Die offen faschistische "Goldene Morgenröte" ist deshalb so gefährlich, weil ihre Agitation gegen Europa und den harten Sparkurs im wirtschaftlich zerrütteten Griechenland sehr gut ankommt. Wie andere faschistischen Bewegungen im 20. Jahrhundert lenkt auch die "Goldene Morgenröte" die Wut der Bevölkerung auf Sündenböcke; sie macht besonders muslimische und afrikanische Einwanderer für viele Probleme der Griechen verantwortlich. In wirtschaftlich schwierigen Zeiten ist das Schüren irrationaler Ängste ein beliebtes Mittel, um von der Lösung wirklicher Probleme abzulenken. Die Führung der "Goldenen Morgenröte" wurde zwar inhaftiert, Mitglieder dieser Partei sitzen aber immer noch im Parlament oder kandidieren für öffentliche Ämter wie das des Bürgermeisters von Athen. Obwohl ein Wahlsieg unwahrscheinlich ist, wird schon ein besseres Abschneiden bei Umfragen die Zurückdrängung des Faschismus in Griechenland noch viel schwieriger machen.

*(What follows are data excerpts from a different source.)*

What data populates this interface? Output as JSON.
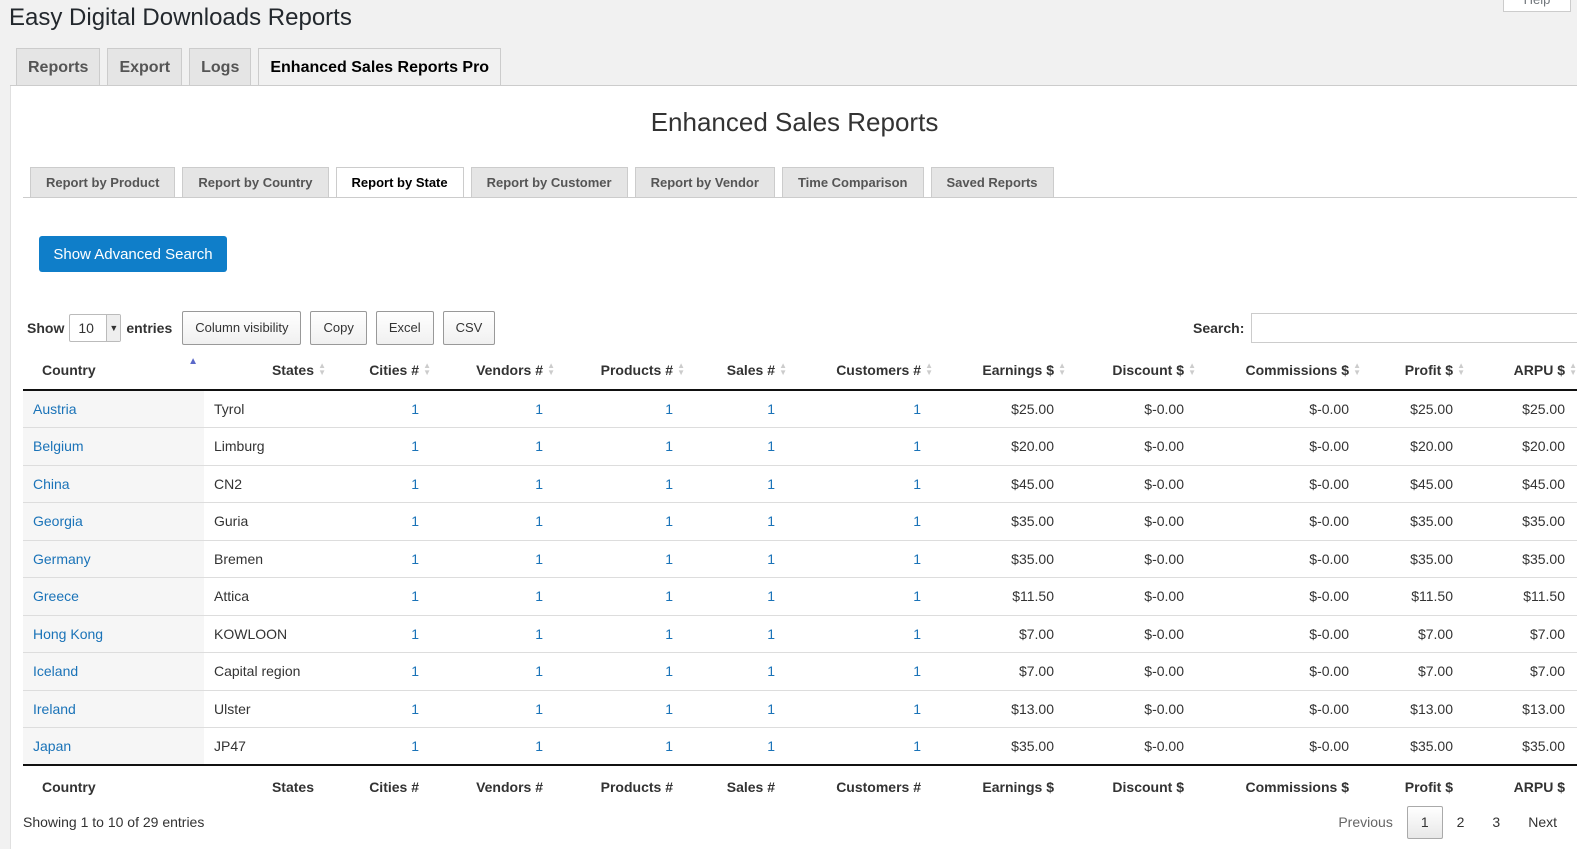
{
  "page_title": "Easy Digital Downloads Reports",
  "help_label": "Help",
  "nav_tabs": [
    {
      "label": "Reports",
      "active": false
    },
    {
      "label": "Export",
      "active": false
    },
    {
      "label": "Logs",
      "active": false
    },
    {
      "label": "Enhanced Sales Reports Pro",
      "active": true
    }
  ],
  "report_title": "Enhanced Sales Reports",
  "sub_tabs": [
    {
      "label": "Report by Product",
      "active": false
    },
    {
      "label": "Report by Country",
      "active": false
    },
    {
      "label": "Report by State",
      "active": true
    },
    {
      "label": "Report by Customer",
      "active": false
    },
    {
      "label": "Report by Vendor",
      "active": false
    },
    {
      "label": "Time Comparison",
      "active": false
    },
    {
      "label": "Saved Reports",
      "active": false
    }
  ],
  "advanced_search_label": "Show Advanced Search",
  "length": {
    "show_label": "Show",
    "value": "10",
    "entries_label": "entries"
  },
  "buttons": {
    "column_visibility": "Column visibility",
    "copy": "Copy",
    "excel": "Excel",
    "csv": "CSV"
  },
  "search": {
    "label": "Search:",
    "placeholder": ""
  },
  "columns": [
    "Country",
    "States",
    "Cities #",
    "Vendors #",
    "Products #",
    "Sales #",
    "Customers #",
    "Earnings $",
    "Discount $",
    "Commissions $",
    "Profit $",
    "ARPU $"
  ],
  "rows": [
    [
      "Austria",
      "Tyrol",
      "1",
      "1",
      "1",
      "1",
      "1",
      "$25.00",
      "$-0.00",
      "$-0.00",
      "$25.00",
      "$25.00"
    ],
    [
      "Belgium",
      "Limburg",
      "1",
      "1",
      "1",
      "1",
      "1",
      "$20.00",
      "$-0.00",
      "$-0.00",
      "$20.00",
      "$20.00"
    ],
    [
      "China",
      "CN2",
      "1",
      "1",
      "1",
      "1",
      "1",
      "$45.00",
      "$-0.00",
      "$-0.00",
      "$45.00",
      "$45.00"
    ],
    [
      "Georgia",
      "Guria",
      "1",
      "1",
      "1",
      "1",
      "1",
      "$35.00",
      "$-0.00",
      "$-0.00",
      "$35.00",
      "$35.00"
    ],
    [
      "Germany",
      "Bremen",
      "1",
      "1",
      "1",
      "1",
      "1",
      "$35.00",
      "$-0.00",
      "$-0.00",
      "$35.00",
      "$35.00"
    ],
    [
      "Greece",
      "Attica",
      "1",
      "1",
      "1",
      "1",
      "1",
      "$11.50",
      "$-0.00",
      "$-0.00",
      "$11.50",
      "$11.50"
    ],
    [
      "Hong Kong",
      "KOWLOON",
      "1",
      "1",
      "1",
      "1",
      "1",
      "$7.00",
      "$-0.00",
      "$-0.00",
      "$7.00",
      "$7.00"
    ],
    [
      "Iceland",
      "Capital region",
      "1",
      "1",
      "1",
      "1",
      "1",
      "$7.00",
      "$-0.00",
      "$-0.00",
      "$7.00",
      "$7.00"
    ],
    [
      "Ireland",
      "Ulster",
      "1",
      "1",
      "1",
      "1",
      "1",
      "$13.00",
      "$-0.00",
      "$-0.00",
      "$13.00",
      "$13.00"
    ],
    [
      "Japan",
      "JP47",
      "1",
      "1",
      "1",
      "1",
      "1",
      "$35.00",
      "$-0.00",
      "$-0.00",
      "$35.00",
      "$35.00"
    ]
  ],
  "info_text": "Showing 1 to 10 of 29 entries",
  "pagination": {
    "previous": "Previous",
    "pages": [
      "1",
      "2",
      "3"
    ],
    "current": "1",
    "next": "Next"
  },
  "colors": {
    "accent": "#0f7ec9",
    "link": "#1a73b8"
  }
}
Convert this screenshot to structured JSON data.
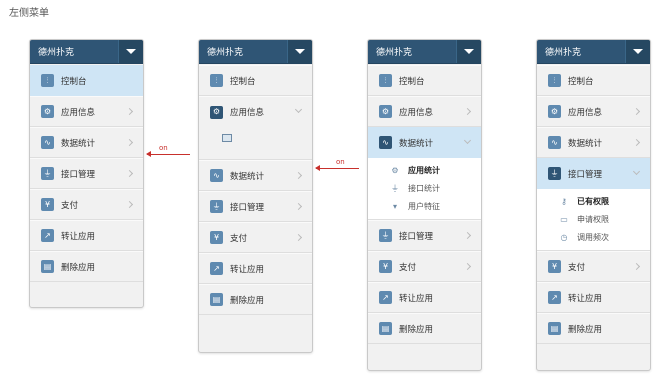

Wenn dieses Phänomen auf Griechenland und die Ukraine beschränkt geblieben wäre, könnte man nicht von einem Trend sprechen, der den ganzen (europäischen) Kontinent zu erfassen droht. Unglücklicherweise ist jedoch überall in Europa ein Erstarken ähnlicher Parteien zu beobachten, auch wenn sie sich nicht so offen faschistisch gebärden. In Spanien hat die den Sparkurs durchsetzende
Volkspartei mit drakonischen Gesetzen die Demonstrations- und Redefreiheit eingeschränkt und lässt die Polizei hart durchgreifen. In Frankreich hat die Front National unter Marine Le Pen, die Muslime und afrikanische Einwanderer zu Sündenböcken macht, in der ersten Runde der Präsidentschaftswahlen fast 20 Prozent der Stimmen erhalten. Auch die ebenfalls gegen Muslime und Einwanderer agitierende Partei für die Freiheit in den Niederlanden ist zur drittgrößten Partei im Parlament geworden. In den skandinavischen Ländern spielen ursprünglich völlig bedeutungslose und obskure nationalistische Parteien bei Wahlen eine immer größere Rolle. Diese Tendenzen sind, gelinde gesagt, besorgniserregend.

Es sollte außerdem beachtet werden, dass die USA auch außerhalb Europas mehr oder weniger offen mit faschistoiden Gruppierungen zusammenarbeiten. So wurden die von der Rechten inszenierten Staatsstreiche gegen die Regierungen in Paraguay und Honduras mehr oder weniger offen von Washington unterstützt, denn die USA haben schon immer versucht, die Linke in Lateinamerika zu unterdrücken. Man sollte sich auch daran erinnern, dass die Protestbewegung in Russland von
Alexei Navalny und seinen nationalistischen Anhängern dominiert wird; als "europäische Russen" haben sie rassistische Vorurteile und fühlen sich Muslimen und anderen Einwanderern aus ehemaligen Sowjetrepubliken überlegen. Diese und andere Beispiele zeigen eine sehr hässliche Seite der US-Außenpolitik, die immer wieder versucht, auch wirtschaftliche Probleme und politischen Aufruhr zur Ausdehnung des Herrschaftsbereichs der USA zu nutzen.

In der Ukraine hat der "Rechte Sektor" den Kampf vom Verhandlungstisch auf die Straße verlagert; dort wird gerade der Versuch unternommen, den Traum von Stepan Bandera zu realisieren: eine Ukraine, frei von Russen, Juden und anderem "Unerwünschten".

Weil sie dabei auch von den USA und  ihren europäischen Verbündeten unterstützt werden, sind diese Fanatiker eine viel größere Gefahr für die Demokratie, als das Janukowytsch und seine pro-russische Regierung jemals sein könnten. Wenn Europa und USA die heraufziehende faschistische Gefahr nicht bald erkennen, könnte es wieder einmal zu spät sein.